“Your time is limited, so don’t waste it living someone else’s life. Don’t be trapped by dogma — which is living with the results of other people’s thinking. Don’t let the noise of others’ opinions drown out your own inner voice. And most important, have the courage to follow your heart and intuition. They somehow already know what you truly want to become. Everything else is secondary.”
~ Steve Jobs, Stanford commencement address 2005
Okay, I’m going to be perfectly honest here. I am not a Mac. And before last week I knew who Steve Jobs was, but that’s about it. I’ve been reading some of the press about Jobs and it really makes me sad. Of course the fact that he died of a horrible cancer is sad, but even sadder is what an apparently amazing person he was, and that we’re only making a big deal out of it now that he’s gone. I really hope he knew about all the love, admiration and devotion so many people felt for him before he passed away.

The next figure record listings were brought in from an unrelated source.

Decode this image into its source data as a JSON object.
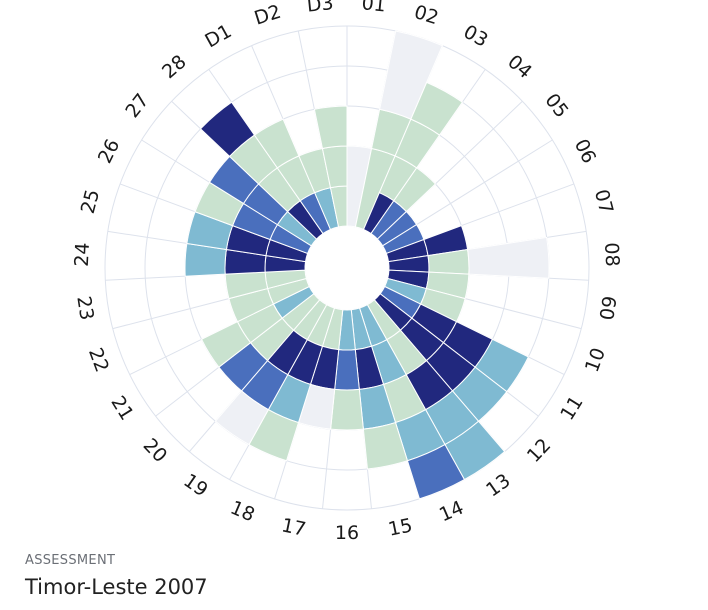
{
  "caption": "ASSESSMENT",
  "title": "Timor-Leste 2007",
  "chart_data": {
    "type": "polar-bar",
    "categories": [
      "01",
      "02",
      "03",
      "04",
      "05",
      "06",
      "07",
      "08",
      "09",
      "10",
      "11",
      "12",
      "13",
      "14",
      "15",
      "16",
      "17",
      "18",
      "19",
      "20",
      "21",
      "22",
      "23",
      "24",
      "25",
      "26",
      "27",
      "28",
      "D1",
      "D2",
      "D3"
    ],
    "rings": 5,
    "stacks": [
      [
        [
          "#eef0f5",
          2
        ]
      ],
      [
        [
          "#c9e2cf",
          2
        ],
        [
          "#c9e2cf",
          1
        ],
        [
          "#eef0f5",
          2
        ]
      ],
      [
        [
          "#21287e",
          1
        ],
        [
          "#c9e2cf",
          1
        ],
        [
          "#c9e2cf",
          1
        ],
        [
          "#c9e2cf",
          1
        ]
      ],
      [
        [
          "#4a6fbd",
          1
        ],
        [
          "#c9e2cf",
          1
        ]
      ],
      [
        [
          "#4a6fbd",
          1
        ]
      ],
      [
        [
          "#4a6fbd",
          1
        ]
      ],
      [
        [
          "#21287e",
          1
        ],
        [
          "#21287e",
          1
        ]
      ],
      [
        [
          "#21287e",
          1
        ],
        [
          "#c9e2cf",
          1
        ],
        [
          "#eef0f5",
          2
        ]
      ],
      [
        [
          "#21287e",
          1
        ],
        [
          "#c9e2cf",
          1
        ]
      ],
      [
        [
          "#7fbad2",
          1
        ],
        [
          "#c9e2cf",
          1
        ]
      ],
      [
        [
          "#4a6fbd",
          1
        ],
        [
          "#21287e",
          1
        ],
        [
          "#21287e",
          1
        ],
        [
          "#7fbad2",
          1
        ]
      ],
      [
        [
          "#21287e",
          1
        ],
        [
          "#21287e",
          1
        ],
        [
          "#21287e",
          1
        ],
        [
          "#7fbad2",
          1
        ]
      ],
      [
        [
          "#c9e2cf",
          1
        ],
        [
          "#c9e2cf",
          1
        ],
        [
          "#21287e",
          1
        ],
        [
          "#7fbad2",
          1
        ],
        [
          "#7fbad2",
          1
        ]
      ],
      [
        [
          "#7fbad2",
          1
        ],
        [
          "#7fbad2",
          1
        ],
        [
          "#c9e2cf",
          1
        ],
        [
          "#7fbad2",
          1
        ],
        [
          "#4a6fbd",
          1
        ]
      ],
      [
        [
          "#7fbad2",
          1
        ],
        [
          "#21287e",
          1
        ],
        [
          "#7fbad2",
          1
        ],
        [
          "#c9e2cf",
          1
        ]
      ],
      [
        [
          "#7fbad2",
          1
        ],
        [
          "#4a6fbd",
          1
        ],
        [
          "#c9e2cf",
          1
        ]
      ],
      [
        [
          "#c9e2cf",
          1
        ],
        [
          "#21287e",
          1
        ],
        [
          "#eef0f5",
          1
        ]
      ],
      [
        [
          "#c9e2cf",
          1
        ],
        [
          "#21287e",
          1
        ],
        [
          "#7fbad2",
          1
        ],
        [
          "#c9e2cf",
          1
        ]
      ],
      [
        [
          "#c9e2cf",
          1
        ],
        [
          "#21287e",
          1
        ],
        [
          "#4a6fbd",
          1
        ],
        [
          "#eef0f5",
          1
        ]
      ],
      [
        [
          "#c9e2cf",
          1
        ],
        [
          "#c9e2cf",
          1
        ],
        [
          "#4a6fbd",
          1
        ]
      ],
      [
        [
          "#7fbad2",
          1
        ],
        [
          "#c9e2cf",
          1
        ],
        [
          "#c9e2cf",
          1
        ]
      ],
      [
        [
          "#c9e2cf",
          1
        ],
        [
          "#c9e2cf",
          1
        ]
      ],
      [
        [
          "#c9e2cf",
          1
        ],
        [
          "#c9e2cf",
          1
        ]
      ],
      [
        [
          "#21287e",
          1
        ],
        [
          "#21287e",
          1
        ],
        [
          "#7fbad2",
          1
        ]
      ],
      [
        [
          "#21287e",
          1
        ],
        [
          "#21287e",
          1
        ],
        [
          "#7fbad2",
          1
        ]
      ],
      [
        [
          "#4a6fbd",
          1
        ],
        [
          "#4a6fbd",
          1
        ],
        [
          "#c9e2cf",
          1
        ]
      ],
      [
        [
          "#7fbad2",
          1
        ],
        [
          "#4a6fbd",
          1
        ],
        [
          "#4a6fbd",
          1
        ]
      ],
      [
        [
          "#21287e",
          1
        ],
        [
          "#c9e2cf",
          1
        ],
        [
          "#c9e2cf",
          1
        ],
        [
          "#21287e",
          1
        ]
      ],
      [
        [
          "#4a6fbd",
          1
        ],
        [
          "#c9e2cf",
          1
        ],
        [
          "#c9e2cf",
          1
        ]
      ],
      [
        [
          "#7fbad2",
          1
        ],
        [
          "#c9e2cf",
          1
        ]
      ],
      [
        [
          "#c9e2cf",
          1
        ],
        [
          "#c9e2cf",
          1
        ],
        [
          "#c9e2cf",
          1
        ]
      ]
    ]
  }
}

Normally I don’t like mushy, gooshy, touchy-feely, reach-for-the-stars, warm and fuzzy quotes. I feel uncomfortable even reading them, most as fake and full of false promise as pair of double E implants. Yech. But I chose to post this quote because as much as other inspirational platitudes echo with saccarine insincerity, this entire speech roars with truth.
Especially in today’s world, where we are supposed to have reached unparalleled levels of freedom in personal expression and celebration of the uniqueness of the individual, a world where bullying and pressures to conform are as still bad as ever.
Steve Jobs seems like he was, indeed, a great man. He did many amazing, innovative, changing-the-world-for-the-better things. But those things are not what made him a great man. His greatness lies in the person that he was and the way he worked and lived his life. Steve Jobs didn’t conform, he didn’t bow down to pressures to fit in and fall in line with conventions and the powers that be. He had the balls to be who he was and do what he wanted to do.
As far as today’s QOD is concerned, Steve Jobs put his money where his mouth is. I think this philosophy is his greatest legacy, and should serve as an example for all of us.
Thank you Mr. Jobs, for being you, and may you RIP.